É curioso, mas o futebol que fui introduzido enquanto jogador me estimulou a querer ver o jogo ser praticado de outra forma quando, anos depois, virei treinador. 

Cresci jogando na Itália em uma época que o futebol italiano basicamente privilegiava parar o adversário.

Não havia tanta atenção ou preocupação com o que nós iríamos fazer. Os treinadores só queriam encontrar formas de frear o rival. Era o jogo 'à italiana'.  
Apesar de respeitar esta filosofia - e desfrutei do sucesso jogando em diferentes sistemas de estilos italianos -,  sentia que atuando daquela maneira os jogadores perdiam algo de liberdade. Ficavam mais preocupados com o que o rival estava fazendo. Desta forma, a equipe perde um pouco de sua criatividade.  

Zola, em uma partida da seleção italiana na Eurocopa de 1996. Clive Brunskill/AllsportUK
Zola, em uma partida da seleção italiana na Eurocopa de 1996. Clive Brunskill/AllsportUK

Como jogador (acima), eu sempre estava pensando em fazer gol, superar um rival com um drible, criar oportunidades para um companheiro de equipe. 

Era este o foco que eu gostaria para meu time. Portanto, quando virei técnico, decidi que esta seria a minha filosofia: treinar minhas equipes para que sempre valorizem a posse de bola, tentem controlar o jogo e criar oportunidades de gols.  

Houve dois treinadores, em especial, que eu admirava e tentei usar como base para minha filosofia: Pep Guardiola e Zdenek Zeman. Pep é obviamente mais conhecido e, provavelmente, alguém que todo mundo tente copiar. Mas Zeman (abaixo) teve uma enorme influência sobre o futebol italiano e sobre mim. 

“QUANDO VIREI TÉCNICO E ME APROFUNDEI NOS ESTUDOS DO JOGO, ME DEI CONTA DA IMPORTÂNCIA QUE TEM A TÁTICA” 

Ele trabalhou na Itália por muito, muito tempo - quase 50 anos no total - e foi numa época, como falei anteriormente, que o futebol italiano privilegiava muito a solidez defensiva e a vontade de impedir que o rival fizesse gol.  

O futebol de Zeman era totalmente diferente. Era conhecido por ser ofensivo. Estava cheio de movimentos de ataque e jogadores fazendo triangulações por todas as partes.
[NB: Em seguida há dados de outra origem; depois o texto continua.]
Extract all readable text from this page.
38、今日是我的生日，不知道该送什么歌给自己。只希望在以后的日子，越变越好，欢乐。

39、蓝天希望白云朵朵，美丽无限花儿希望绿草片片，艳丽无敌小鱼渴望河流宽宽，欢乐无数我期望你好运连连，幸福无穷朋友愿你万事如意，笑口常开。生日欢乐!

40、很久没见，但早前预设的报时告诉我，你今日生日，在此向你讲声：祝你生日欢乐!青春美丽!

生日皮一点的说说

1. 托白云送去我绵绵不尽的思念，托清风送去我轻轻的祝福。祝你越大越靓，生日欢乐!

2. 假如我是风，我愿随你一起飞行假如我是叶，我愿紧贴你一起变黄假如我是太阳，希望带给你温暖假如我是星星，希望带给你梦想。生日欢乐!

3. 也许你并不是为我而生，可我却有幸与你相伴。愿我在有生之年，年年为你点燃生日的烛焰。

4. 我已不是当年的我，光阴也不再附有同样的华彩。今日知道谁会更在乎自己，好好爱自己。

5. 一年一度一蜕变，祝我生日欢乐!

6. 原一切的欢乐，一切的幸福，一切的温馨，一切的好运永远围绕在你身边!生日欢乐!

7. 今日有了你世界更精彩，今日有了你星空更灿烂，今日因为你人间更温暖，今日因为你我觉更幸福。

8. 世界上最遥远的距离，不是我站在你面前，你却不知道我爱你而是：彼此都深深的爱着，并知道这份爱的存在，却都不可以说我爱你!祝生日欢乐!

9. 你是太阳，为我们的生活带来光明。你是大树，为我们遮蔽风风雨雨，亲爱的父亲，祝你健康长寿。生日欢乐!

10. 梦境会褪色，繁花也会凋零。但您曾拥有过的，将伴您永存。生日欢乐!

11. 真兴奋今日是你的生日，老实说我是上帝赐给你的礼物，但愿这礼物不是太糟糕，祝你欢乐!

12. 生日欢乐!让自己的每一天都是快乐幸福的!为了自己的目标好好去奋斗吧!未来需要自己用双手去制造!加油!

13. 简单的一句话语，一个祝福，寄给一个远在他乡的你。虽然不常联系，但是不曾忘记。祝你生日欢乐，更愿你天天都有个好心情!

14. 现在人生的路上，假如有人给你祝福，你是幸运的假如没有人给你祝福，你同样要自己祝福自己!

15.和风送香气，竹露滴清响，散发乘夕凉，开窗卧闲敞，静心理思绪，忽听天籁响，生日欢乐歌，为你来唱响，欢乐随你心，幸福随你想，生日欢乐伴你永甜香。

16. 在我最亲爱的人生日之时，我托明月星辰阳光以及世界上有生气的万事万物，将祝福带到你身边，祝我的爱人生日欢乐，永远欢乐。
Eu ficava encantado de ver suas equipes em ação e queria levar elementos daquele futebol para a minha forma de treinar. 

A carreira de Zdenek Zeman na Itália remonta a 1974. Mario Carlini/Iguana Press/Getty Images
A carreira de Zdenek Zeman na Itália remonta a 1974. Mario Carlini/Iguana Press/Getty Images

Como jogador, sempre pensei que ganhar tinha a ver com ser melhor tecnicamente ou mais inteligente e rápido que o rival. 

Mas quando virei técnico e me aprofundei nos estudos do jogo, me dei conta da importância tática para tirar o melhor dos jogadores. Criar vantagens numéricas em partes específicas do campo era algo que realmente nunca havia pensado enquanto atleta. Então, precisava ter uma outra mentalidade como treinador. 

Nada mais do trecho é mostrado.